Dear CHASS community, colleagues, friends:
It would have been nice to start our “monthly musings” from the Center for Ideas and Society with a heartfelt “Welcome back to campus after the holiday break!” As things stand, we might have to wait a while before we can all meet, teach, and talk in person again. In the meantime, we all the Center for Ideas and Society do wish you a happy, healthy, and productive year 2022, looking forward to many new and stimulating collaborations!
Dylan, Katharine, and I sat down, mostly on zoom, for a series of brainstorming sessions in the fall. We discussed the cornerstones of our visions for the CIS, and we are excited to present some of the outcomes to you today. As can be expected, there were both distinctly separate fields of interests as well as shared visions for the Center, and the future of our college.
In the new year 2022, we are launching a series of events jointly with Graduate Division, dedicated to the future of Graduate Studies in CHASS: Arts and Humanities 2.0: Re-Imagining Scholarship, Study, and Graduate Education at UCR. There will be a UCHRI Stories from the Field presentation discussing shared experiences of recent UC graduates in March, a roundtable on the future role of the Arts in graduate education in April, a chairs and directors forum in May, and two workshops organized by CHASS faculty in spring and fall. We will share more details with you in the coming months.

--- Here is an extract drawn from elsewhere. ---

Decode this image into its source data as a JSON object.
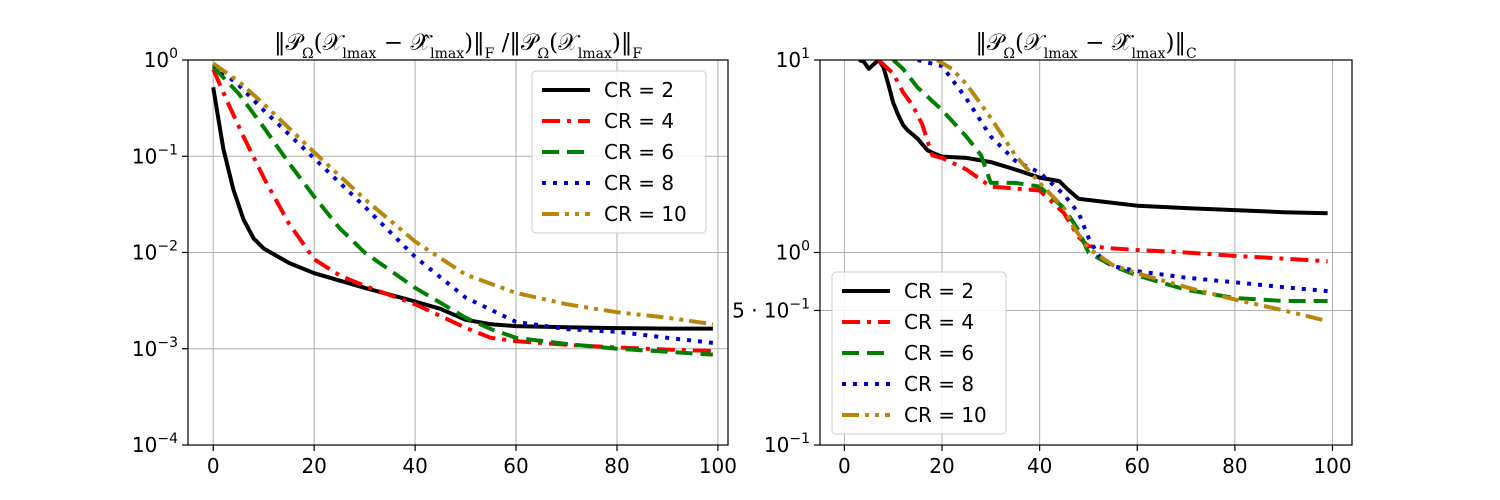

We are particularly excited to present two brand new initiatives at the CIS: Decolonizing Humanism(?), a programming and activity stream organized by Dylan, and Being Human with a series of activity bubbles that I put together. They are dedicated to the humanities in motion and a global society in transformation. Both are permeable, growing structures, and they are meant to be in flux. We aim to inspire your creative input so that both initiatives can expand and flourish into various directions through collaborative processes.

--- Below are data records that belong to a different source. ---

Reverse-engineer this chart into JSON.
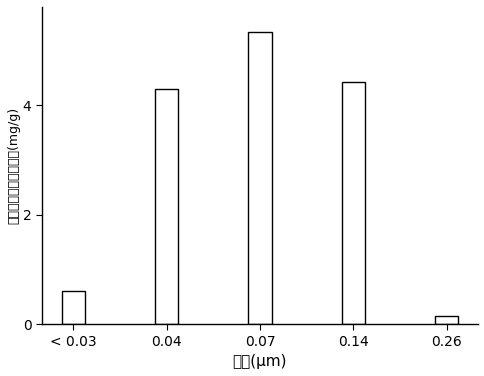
{
  "categories": [
    "< 0.03",
    "0.04",
    "0.07",
    "0.14",
    "0.26"
  ],
  "values": [
    0.6,
    4.3,
    5.35,
    4.42,
    0.15
  ],
  "bar_color": "#ffffff",
  "bar_edgecolor": "#000000",
  "bar_width": 0.25,
  "title": "",
  "xlabel": "粒径(μm)",
  "ylabel": "单位粒相物紫苏释放量(mg/g)",
  "ylim": [
    0,
    5.8
  ],
  "yticks": [
    0,
    2,
    4
  ],
  "background_color": "#ffffff",
  "xlabel_fontsize": 11,
  "ylabel_fontsize": 9,
  "tick_fontsize": 10
}
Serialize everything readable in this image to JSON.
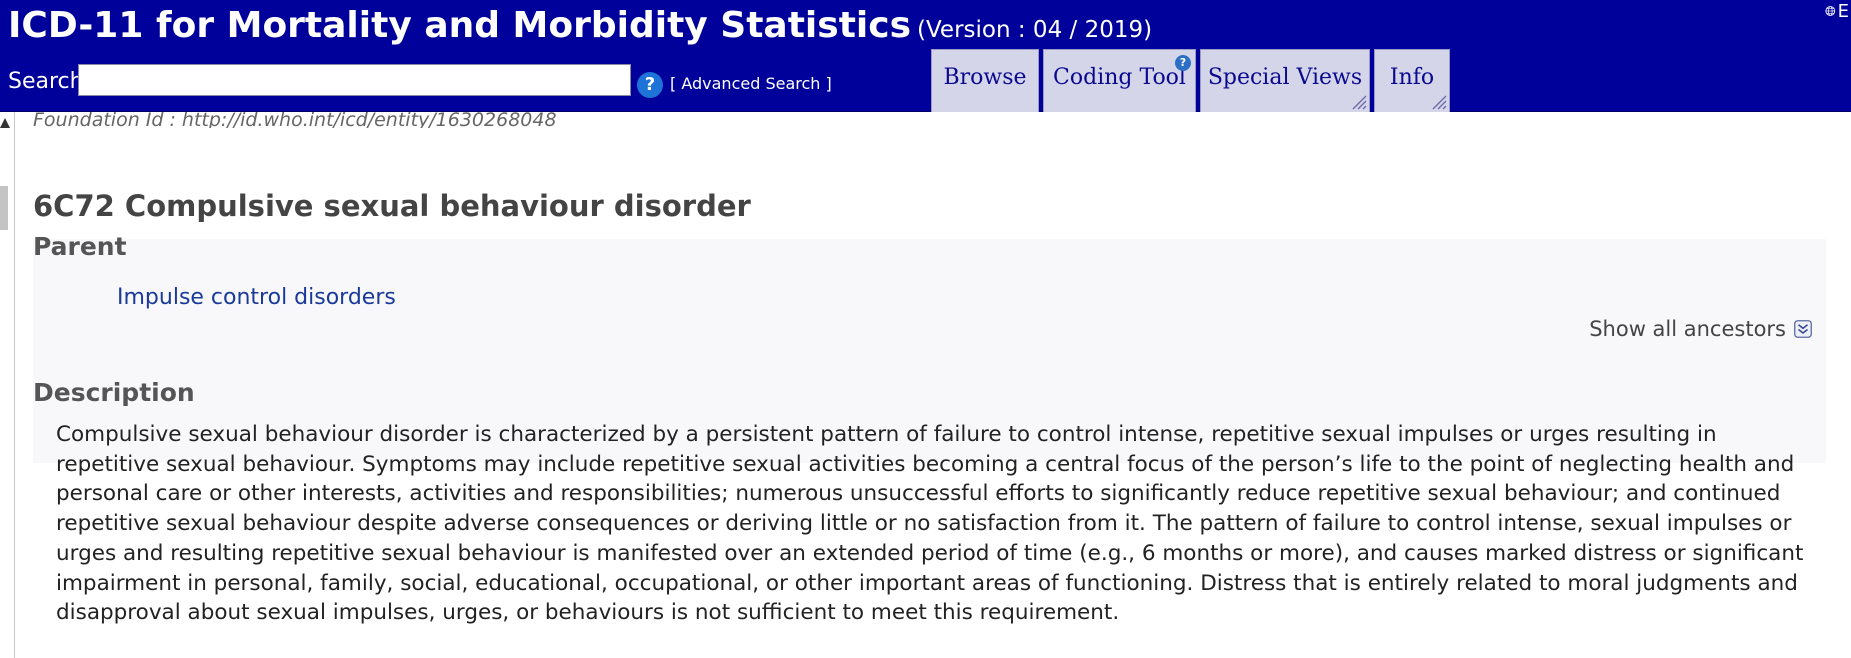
{
  "header": {
    "title": "ICD-11 for Mortality and Morbidity Statistics",
    "version": "(Version : 04 / 2019)",
    "language_code": "E"
  },
  "search": {
    "label": "Search",
    "value": "",
    "help_icon": "?",
    "advanced_label": "[ Advanced Search ]"
  },
  "tabs": [
    {
      "label": "Browse"
    },
    {
      "label": "Coding Tool",
      "badge": "?"
    },
    {
      "label": "Special Views"
    },
    {
      "label": "Info"
    }
  ],
  "entity": {
    "foundation_id": "Foundation Id : http://id.who.int/icd/entity/1630268048",
    "title": "6C72 Compulsive sexual behaviour disorder"
  },
  "parent": {
    "heading": "Parent",
    "link": "Impulse control disorders",
    "show_all": "Show all ancestors"
  },
  "description": {
    "heading": "Description",
    "text": "Compulsive sexual behaviour disorder is characterized by a persistent pattern of failure to control intense, repetitive sexual impulses or urges resulting in repetitive sexual behaviour. Symptoms may include repetitive sexual activities becoming a central focus of the person’s life to the point of neglecting health and personal care or other interests, activities and responsibilities; numerous unsuccessful efforts to significantly reduce repetitive sexual behaviour; and continued repetitive sexual behaviour despite adverse consequences or deriving little or no satisfaction from it. The pattern of failure to control intense, sexual impulses or urges and resulting repetitive sexual behaviour is manifested over an extended period of time (e.g., 6 months or more), and causes marked distress or significant impairment in personal, family, social, educational, occupational, or other important areas of functioning. Distress that is entirely related to moral judgments and disapproval about sexual impulses, urges, or behaviours is not sufficient to meet this requirement."
  },
  "colors": {
    "header_bg": "#00009a",
    "tab_bg": "#d5d5ea",
    "link": "#1a3a9a"
  },
  "icons": [
    "globe-icon",
    "help-icon",
    "chevron-double-down-icon",
    "resize-grip-icon",
    "scroll-up-arrow-icon"
  ]
}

The Decolonizing Humanism(?) stream, in Dylan’s words, “invites all forms of inter-/trans-/anti-disciplinary collaboration that address the categories of ‘human’ and ‘humanism’ as formations of colonial power/violence. ‘Decolonizing Humanism’ centers knowledge, archival, and aesthetic practices that challenge the presumptive coherence of the ‘humanities’ as such, including canonical and hegemonic institutionalizations. This collaborative labor cultivates conversations and connection across intellectual sites, within and beyond university and academic spaces.” Recent collaborations within this stream have included sponsorships or co-sponsorships of activities with UCLA’s Racial Violence Hub, Prof. Courtney Baker’s (English) Black Horror Salon series, the CHASS Black Study Departmental Initiative, and the Oakland based Black Organizing Project (alongside the statewide Cops Off Campus coalition). Videos of recent events can be viewed at the CIS’s own Vimeo page here. The Decolonizing Humanism(?) stream will support a series of events and programs in the Winter and Spring 2022 quarters, including a January 28 event with Critical Resistance Abolitionist Educators and Spring events with Imagining America (based at UC Davis) and the UC Berkeley Black Studies Collaboratory.

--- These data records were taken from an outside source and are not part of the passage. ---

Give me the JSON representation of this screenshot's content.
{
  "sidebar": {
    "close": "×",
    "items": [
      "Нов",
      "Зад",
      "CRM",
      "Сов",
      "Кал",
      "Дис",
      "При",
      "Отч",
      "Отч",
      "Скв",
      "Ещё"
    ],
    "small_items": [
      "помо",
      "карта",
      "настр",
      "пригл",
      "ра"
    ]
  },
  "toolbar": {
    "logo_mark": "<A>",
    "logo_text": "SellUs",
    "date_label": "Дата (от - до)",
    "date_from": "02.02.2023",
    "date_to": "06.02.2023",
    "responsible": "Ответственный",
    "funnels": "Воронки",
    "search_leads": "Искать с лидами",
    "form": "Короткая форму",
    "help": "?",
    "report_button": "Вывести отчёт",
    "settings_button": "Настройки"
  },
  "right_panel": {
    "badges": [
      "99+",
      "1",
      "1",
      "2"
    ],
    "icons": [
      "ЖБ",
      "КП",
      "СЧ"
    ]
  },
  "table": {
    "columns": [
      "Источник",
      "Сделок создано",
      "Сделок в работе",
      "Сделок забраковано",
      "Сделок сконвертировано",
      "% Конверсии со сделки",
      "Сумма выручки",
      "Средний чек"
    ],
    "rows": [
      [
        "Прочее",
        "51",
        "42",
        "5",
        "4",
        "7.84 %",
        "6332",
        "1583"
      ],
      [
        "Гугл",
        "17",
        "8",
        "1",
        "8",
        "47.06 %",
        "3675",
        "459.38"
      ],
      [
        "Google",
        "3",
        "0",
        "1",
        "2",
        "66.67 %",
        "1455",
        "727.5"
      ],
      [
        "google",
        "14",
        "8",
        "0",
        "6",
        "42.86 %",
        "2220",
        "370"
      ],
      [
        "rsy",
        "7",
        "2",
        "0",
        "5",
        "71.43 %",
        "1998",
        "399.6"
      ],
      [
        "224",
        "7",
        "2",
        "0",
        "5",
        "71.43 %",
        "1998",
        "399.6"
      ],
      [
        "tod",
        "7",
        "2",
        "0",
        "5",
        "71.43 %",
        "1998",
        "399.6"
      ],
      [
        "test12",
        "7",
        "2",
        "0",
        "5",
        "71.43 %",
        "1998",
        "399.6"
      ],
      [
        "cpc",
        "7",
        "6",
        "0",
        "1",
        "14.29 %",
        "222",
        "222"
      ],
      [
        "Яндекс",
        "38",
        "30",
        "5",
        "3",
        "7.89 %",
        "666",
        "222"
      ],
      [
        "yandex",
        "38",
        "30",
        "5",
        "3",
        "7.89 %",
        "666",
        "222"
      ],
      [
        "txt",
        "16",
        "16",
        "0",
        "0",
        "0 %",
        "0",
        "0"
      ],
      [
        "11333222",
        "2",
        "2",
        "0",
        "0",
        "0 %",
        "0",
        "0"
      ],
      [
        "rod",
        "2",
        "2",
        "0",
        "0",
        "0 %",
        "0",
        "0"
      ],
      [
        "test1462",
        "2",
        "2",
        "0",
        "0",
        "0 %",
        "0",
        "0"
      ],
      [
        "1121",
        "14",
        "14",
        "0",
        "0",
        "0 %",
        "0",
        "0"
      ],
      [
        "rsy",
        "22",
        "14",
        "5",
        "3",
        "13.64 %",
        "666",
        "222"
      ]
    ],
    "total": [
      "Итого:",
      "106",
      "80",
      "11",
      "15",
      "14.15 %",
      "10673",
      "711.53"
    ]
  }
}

My own Being Human Initiative is a moving platform for innovative thinking between the disciplines and colleges at UCR. With the humanities at its center, it tackles ‘big’ questions about the human condition in times of altered pandemic realities, climate change, rising nationalisms, and shifting academics. Being Human promotes experimental research collaborations, global education and cosmopolitanism, and inquisitive, open-minded thought. Under its umbrella, we are presenting a series of conversations on Big Questions: (When) Will This Pandemic End? with David Lo (SoM) on January 13, 2022, What Happens When We (Nearly) Die? with John Fischer (Philosophy), Brigham Willis (SoM), and William Stigall (Cook Children’s Medical Center, Austin/TX) on January 31, 2022, and “Do We (Still) Need Nation States” with Reza Aslan (Creative Writing) later this year. (Post)Pandemic Futures organizes events such as “Why the Arts / How the Arts in a Post-Pandemic World?” (Erith Jaffe-Berg, TFDP), “Objectivity in the Humanities” (Paul Kottman, Institute for Philosophy and the New Humanities at the New School in NY) and “Resilience” (Michele Salzman, History). Roots and Wings: Global Education launches the Center’s new guest scholar program. Funded by the Office of the VPIA, we will host an international guest scholar for a workshop with students and a lecture inspired by ideas of cosmopolitan education. Desert in Action – still in the making! – brings UCR faculty out to the desert for off-campus salons and on-campus lectures.
Stay tuned for more details as we update our website over the coming weeks– and join us for these and more events at the Center in winter and spring! And for those who enjoyed our first Happy Hour event in November, rest assured: There will be more.